Chaim Soutine: Flesh

Chaim Soutine: Flesh highlights the unique visual conceptions and painterly energy that the artist brought to the tradition of still-life. Soutine’s remarkable paintings depicting hanging fowl, beef carcasses, and rayfish are now considered among his greatest artistic achievements. These works epitomize his fusion of Old Master influences with the tenets of painterly modernism. Virtuoso technique, expressive color, and disorienting and unexpected compositions endow Soutine’s depictions of slaughtered animals with a striking visual power and emotional impact.

In 1913, at the age of 20, Soutine left his native Lithuania for Paris. He painted landscapes at various locations in France and created an important body of work in portraiture. Chaim Soutine: Flesh will present his work in still-life, from the artist’s early years in Paris and Céret, through the early 1930s, showing his development from more traditional conceptions to the impressive achievement of the paintings of the mid-1920s. Pushing the limits of the tradition, in tableaux evocative of violent dislocations, these paintings offer a tour de force of visual expression and visceral effect.

Soutine’s highly personal approach to the subject of still-life and the depictions of hanging fowl and beef carcasses were influenced by his childhood memories of the shtetl of Smilovitchi, Lithuania, where he grew up. The strict Jewish observance of dietary laws, requiring the ritual slaughter of fowl and meat, provides a context for these emotionally charged images. Soutine’s study of Old Master paintings in the Louvre also impacted his dramatic and novel compositions of a single object isolated in space. Rembrandt’s famous painting, The Flayed Ox (1655), as well as the still-lifes of Goya, Chardin, and Courbet, was of particular importance to Soutine.

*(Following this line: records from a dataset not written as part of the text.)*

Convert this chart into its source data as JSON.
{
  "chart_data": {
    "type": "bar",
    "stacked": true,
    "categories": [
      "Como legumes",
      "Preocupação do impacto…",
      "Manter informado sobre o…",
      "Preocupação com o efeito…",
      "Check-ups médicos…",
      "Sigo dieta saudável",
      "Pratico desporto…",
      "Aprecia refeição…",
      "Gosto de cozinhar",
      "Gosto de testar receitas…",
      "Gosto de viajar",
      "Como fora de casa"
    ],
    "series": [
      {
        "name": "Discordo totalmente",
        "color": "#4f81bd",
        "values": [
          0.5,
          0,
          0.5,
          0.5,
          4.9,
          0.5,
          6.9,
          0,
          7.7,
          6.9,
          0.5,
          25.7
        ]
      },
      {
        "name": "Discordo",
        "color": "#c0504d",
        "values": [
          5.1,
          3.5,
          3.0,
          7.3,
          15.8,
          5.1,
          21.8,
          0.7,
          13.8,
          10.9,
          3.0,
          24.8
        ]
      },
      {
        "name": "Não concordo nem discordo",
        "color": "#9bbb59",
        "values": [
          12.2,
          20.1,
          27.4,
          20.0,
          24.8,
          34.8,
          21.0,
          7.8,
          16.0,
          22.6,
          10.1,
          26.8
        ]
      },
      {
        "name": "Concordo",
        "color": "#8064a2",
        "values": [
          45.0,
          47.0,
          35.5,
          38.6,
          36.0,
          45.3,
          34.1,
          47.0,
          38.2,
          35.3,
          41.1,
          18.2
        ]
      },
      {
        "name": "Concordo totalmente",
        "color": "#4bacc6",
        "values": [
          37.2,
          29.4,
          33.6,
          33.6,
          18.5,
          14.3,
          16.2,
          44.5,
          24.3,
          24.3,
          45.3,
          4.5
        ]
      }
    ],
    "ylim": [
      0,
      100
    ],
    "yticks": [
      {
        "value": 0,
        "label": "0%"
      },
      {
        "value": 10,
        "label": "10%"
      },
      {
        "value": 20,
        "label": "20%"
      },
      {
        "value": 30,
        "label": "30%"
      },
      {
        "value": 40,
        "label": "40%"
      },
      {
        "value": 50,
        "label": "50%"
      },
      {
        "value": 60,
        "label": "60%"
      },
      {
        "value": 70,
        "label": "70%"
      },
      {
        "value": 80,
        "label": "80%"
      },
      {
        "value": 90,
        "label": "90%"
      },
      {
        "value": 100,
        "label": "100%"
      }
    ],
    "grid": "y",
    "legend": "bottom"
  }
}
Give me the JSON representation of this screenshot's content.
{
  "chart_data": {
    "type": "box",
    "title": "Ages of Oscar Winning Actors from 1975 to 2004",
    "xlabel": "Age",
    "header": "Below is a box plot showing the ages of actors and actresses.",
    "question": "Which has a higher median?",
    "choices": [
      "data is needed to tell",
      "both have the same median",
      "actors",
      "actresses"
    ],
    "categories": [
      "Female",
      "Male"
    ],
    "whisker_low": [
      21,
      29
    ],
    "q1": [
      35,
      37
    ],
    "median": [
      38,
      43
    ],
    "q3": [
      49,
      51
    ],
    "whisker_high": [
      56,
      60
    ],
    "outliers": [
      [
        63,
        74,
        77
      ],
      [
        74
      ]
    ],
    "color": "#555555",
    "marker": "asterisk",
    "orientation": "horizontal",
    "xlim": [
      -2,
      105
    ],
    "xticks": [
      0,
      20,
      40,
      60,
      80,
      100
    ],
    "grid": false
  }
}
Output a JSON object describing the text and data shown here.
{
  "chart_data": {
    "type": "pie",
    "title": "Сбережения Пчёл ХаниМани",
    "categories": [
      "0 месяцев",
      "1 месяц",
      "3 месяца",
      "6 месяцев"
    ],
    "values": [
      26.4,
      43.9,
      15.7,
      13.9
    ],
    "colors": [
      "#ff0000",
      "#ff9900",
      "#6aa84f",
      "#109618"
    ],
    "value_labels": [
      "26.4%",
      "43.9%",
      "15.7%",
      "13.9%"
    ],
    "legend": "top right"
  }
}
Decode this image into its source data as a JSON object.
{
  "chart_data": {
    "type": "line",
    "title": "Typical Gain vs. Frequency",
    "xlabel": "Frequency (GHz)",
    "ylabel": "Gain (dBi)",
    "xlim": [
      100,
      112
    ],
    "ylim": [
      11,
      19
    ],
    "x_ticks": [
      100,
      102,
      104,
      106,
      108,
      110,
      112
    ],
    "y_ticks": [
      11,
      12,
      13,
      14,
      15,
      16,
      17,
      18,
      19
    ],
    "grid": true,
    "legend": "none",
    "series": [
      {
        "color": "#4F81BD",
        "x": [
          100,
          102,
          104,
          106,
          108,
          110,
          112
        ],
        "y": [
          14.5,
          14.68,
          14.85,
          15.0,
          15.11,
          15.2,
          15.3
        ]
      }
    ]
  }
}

Soutine painted directly from life; he needed to have the motif in front of him. He would bring dead fowl and rabbits, and carcasses of beef, into his studio to use as subjects for his paintings. The motif began to occupy the entire canvas, allowing the artist to engage with the images as a painted surface. Soutine’s haunting imagery, energized brushstrokes, and rich paint have served as touchstones for subsequent generations of artists, from Francis Bacon, Willem de Kooning, and Jackson Pollock, to contemporary artists such as Frank Auerbach, Cecily Brown, and Damien Hirst.